Der Abend legte sich wie ein schwerer Schleier über das Schloss. Draußen zog ein Sturm auf, und das Donnern der fernen Blitze ließ die Wände der Festung vibrieren. Es war, als hätte die Welt selbst beschlossen, meine aufgewühlten Gefühle widerzuspiegeln. Im Laufe des Tages hatte ich vergeblich versucht, mich abzulenken, doch meine Gedanken kreisten unaufhörlich um das, was am Morgen geschehen war – um die Begegnung mit Kael und den stillen Moment mit Lyall.

Kael... Sein Blick, seine Worte – sie hatten etwas in mir berührt, das ich nicht benennen konnte. Eine Seite von mir, die tief vergraben und versteckt war. Er hatte Recht gehabt, auch wenn ich es nicht hatte zugeben wollen: Wir alle waren Gefangene unserer eigenen Natur. Und doch, während er mir nahe gekommen war, hatte ich nicht nur Angst verspürt, sondern auch etwas anderes – ein Knistern, ein unbestimmtes Verlangen, das mich erschreckt hatte.

Und dann war da Lyall. Sein ruhiger, stabiler Blick hatte mich auf eine andere Art getroffen. Er war so anders als sein Bruder – sicher, bedacht, fast königlich in seiner Zurückhaltung. Doch ich konnte die Macht, die unter seiner sanften Fassade lag, spüren. Eine Macht, die genauso gefährlich war wie die von Kael, nur besser verborgen.
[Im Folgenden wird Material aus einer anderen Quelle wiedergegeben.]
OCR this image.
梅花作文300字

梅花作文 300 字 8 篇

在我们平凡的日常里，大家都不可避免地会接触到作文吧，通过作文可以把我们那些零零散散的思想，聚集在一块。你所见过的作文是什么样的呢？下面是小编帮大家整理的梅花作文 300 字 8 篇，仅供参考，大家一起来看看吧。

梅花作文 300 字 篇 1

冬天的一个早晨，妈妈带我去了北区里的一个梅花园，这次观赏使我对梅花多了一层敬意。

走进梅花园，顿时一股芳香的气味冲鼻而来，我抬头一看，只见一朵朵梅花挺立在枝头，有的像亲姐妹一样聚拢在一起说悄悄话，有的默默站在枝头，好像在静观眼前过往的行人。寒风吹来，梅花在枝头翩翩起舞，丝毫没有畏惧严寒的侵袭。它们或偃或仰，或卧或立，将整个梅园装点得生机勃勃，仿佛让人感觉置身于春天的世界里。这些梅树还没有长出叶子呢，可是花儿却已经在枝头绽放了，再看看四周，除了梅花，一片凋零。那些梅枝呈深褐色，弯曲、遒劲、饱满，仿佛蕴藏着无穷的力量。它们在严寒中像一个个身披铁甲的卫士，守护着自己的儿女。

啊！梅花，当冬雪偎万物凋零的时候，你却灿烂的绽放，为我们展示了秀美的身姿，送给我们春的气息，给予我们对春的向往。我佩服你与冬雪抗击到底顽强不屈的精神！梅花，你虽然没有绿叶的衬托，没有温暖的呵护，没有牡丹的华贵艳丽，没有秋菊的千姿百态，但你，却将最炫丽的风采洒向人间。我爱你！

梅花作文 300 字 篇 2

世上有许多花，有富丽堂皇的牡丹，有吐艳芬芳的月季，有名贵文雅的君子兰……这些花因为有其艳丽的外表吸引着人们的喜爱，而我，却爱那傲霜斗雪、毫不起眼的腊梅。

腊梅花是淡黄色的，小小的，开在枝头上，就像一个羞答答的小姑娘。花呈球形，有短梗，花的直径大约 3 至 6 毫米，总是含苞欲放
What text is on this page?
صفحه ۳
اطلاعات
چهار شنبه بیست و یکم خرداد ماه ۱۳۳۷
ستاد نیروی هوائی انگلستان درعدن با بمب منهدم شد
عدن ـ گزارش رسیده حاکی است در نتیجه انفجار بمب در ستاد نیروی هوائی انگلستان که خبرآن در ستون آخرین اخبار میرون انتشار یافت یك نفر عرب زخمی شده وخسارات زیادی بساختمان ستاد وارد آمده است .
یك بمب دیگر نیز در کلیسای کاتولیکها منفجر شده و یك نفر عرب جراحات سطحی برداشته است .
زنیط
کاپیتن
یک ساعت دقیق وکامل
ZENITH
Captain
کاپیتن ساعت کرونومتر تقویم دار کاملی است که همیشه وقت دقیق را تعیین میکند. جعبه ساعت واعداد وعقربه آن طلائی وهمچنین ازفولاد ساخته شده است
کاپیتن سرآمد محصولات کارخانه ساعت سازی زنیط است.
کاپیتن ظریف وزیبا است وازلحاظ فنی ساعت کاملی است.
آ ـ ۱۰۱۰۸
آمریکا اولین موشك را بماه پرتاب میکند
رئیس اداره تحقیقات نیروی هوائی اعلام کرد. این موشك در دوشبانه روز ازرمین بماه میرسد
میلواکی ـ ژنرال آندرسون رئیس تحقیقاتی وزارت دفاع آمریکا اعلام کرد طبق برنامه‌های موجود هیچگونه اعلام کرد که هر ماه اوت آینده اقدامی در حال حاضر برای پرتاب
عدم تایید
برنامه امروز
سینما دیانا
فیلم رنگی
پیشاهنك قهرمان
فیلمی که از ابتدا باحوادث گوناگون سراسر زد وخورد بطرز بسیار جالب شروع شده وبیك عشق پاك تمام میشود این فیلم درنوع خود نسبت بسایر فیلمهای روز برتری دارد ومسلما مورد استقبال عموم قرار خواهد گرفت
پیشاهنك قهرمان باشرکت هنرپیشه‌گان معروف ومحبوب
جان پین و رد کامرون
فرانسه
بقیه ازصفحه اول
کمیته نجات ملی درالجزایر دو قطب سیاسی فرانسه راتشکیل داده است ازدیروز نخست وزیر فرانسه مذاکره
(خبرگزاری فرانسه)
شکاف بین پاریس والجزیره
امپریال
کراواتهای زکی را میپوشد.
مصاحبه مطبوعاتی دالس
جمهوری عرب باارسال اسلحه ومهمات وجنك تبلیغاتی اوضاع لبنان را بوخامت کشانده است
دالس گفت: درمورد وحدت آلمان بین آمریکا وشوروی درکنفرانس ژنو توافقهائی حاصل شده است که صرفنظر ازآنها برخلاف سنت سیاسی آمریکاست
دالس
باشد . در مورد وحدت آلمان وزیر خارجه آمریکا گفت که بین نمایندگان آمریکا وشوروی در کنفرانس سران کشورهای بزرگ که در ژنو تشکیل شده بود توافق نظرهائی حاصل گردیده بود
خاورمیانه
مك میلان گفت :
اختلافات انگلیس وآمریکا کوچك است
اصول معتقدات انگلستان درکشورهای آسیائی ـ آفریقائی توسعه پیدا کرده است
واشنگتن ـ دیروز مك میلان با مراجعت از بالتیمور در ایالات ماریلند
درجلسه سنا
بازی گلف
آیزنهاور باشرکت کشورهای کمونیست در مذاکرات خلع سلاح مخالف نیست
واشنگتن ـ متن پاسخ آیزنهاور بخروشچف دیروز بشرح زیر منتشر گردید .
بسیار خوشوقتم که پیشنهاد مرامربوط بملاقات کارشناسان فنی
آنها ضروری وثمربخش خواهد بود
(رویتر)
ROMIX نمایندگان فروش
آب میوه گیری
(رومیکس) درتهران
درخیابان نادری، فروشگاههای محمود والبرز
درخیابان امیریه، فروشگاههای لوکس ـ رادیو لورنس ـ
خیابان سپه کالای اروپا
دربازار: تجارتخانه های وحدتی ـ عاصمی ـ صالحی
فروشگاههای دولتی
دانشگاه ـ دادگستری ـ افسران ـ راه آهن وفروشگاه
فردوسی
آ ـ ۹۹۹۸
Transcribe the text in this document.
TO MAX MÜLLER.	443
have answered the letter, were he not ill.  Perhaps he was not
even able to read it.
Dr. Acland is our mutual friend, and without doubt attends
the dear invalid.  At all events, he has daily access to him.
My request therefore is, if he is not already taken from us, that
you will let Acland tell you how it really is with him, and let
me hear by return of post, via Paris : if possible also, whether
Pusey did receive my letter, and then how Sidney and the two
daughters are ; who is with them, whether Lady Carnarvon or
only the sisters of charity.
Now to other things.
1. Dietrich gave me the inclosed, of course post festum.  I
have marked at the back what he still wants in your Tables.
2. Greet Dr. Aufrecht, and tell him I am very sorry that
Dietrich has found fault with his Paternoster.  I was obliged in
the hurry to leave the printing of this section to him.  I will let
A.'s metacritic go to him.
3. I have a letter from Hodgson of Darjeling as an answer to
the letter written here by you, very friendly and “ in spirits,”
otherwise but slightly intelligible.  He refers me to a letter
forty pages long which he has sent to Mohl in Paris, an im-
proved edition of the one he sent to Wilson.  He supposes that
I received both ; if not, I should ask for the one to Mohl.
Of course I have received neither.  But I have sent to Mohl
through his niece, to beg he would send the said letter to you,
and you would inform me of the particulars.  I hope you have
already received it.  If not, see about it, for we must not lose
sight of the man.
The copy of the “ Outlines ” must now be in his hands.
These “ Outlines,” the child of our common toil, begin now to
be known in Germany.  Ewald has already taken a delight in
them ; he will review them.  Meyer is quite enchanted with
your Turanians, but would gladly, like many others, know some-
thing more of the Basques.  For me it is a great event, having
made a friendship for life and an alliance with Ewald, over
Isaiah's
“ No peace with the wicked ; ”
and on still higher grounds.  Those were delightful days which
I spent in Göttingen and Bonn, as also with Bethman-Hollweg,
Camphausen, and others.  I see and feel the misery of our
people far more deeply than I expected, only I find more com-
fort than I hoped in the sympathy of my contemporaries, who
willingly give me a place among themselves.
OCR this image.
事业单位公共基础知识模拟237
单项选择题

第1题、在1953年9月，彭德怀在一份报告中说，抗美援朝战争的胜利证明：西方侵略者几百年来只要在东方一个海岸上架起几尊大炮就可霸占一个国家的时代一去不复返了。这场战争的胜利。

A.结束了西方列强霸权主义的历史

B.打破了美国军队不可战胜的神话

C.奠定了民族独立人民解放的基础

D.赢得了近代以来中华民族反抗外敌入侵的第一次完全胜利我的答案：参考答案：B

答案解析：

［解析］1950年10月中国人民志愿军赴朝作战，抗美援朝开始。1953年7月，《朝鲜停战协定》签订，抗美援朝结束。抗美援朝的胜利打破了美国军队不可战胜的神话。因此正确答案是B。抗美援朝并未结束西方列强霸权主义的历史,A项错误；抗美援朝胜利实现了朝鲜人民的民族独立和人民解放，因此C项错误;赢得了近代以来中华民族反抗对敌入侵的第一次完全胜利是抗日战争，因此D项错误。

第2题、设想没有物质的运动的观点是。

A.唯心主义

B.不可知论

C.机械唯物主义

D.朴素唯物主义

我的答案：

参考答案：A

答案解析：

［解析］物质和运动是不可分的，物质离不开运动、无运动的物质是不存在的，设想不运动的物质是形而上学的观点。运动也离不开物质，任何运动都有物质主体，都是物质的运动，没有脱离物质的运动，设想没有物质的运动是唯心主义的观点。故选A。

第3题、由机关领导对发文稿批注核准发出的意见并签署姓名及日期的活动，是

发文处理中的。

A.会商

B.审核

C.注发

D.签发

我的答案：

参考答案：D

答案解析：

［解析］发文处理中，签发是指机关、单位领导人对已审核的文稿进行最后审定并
Ich saß an meinem Fenster, die Stirn gegen das kühle Glas gedrückt, und sah den Regen in dichten Strömen auf die Welt hinabprasseln. Die Dunkelheit des Abends schien jeden Gedanken schwerer zu machen. Mein Herz fühlte sich an, als würde es in einem ständigen Rhythmus zwischen diesen beiden Männern schlagen, die mein Leben so plötzlich und unerwartet verändert hatten.

Eine leise Stimme unterbrach meine Gedanken.

„Prinzessin?"

Ich zuckte leicht zusammen und drehte mich um. Lila stand in der Tür, ihr Gesicht besorgt. Sie hatte eine Kerze in der Hand, deren Licht tanzende Schatten an die Wände warf.

„Alles in Ordnung?" fragte sie sanft. „Ihr wirkt... abwesend."

Ich schüttelte den Kopf und versuchte, ein Lächeln aufzusetzen. „Es ist nichts, Lila. Nur die Stürme draußen... sie haben mich aufgewühlt."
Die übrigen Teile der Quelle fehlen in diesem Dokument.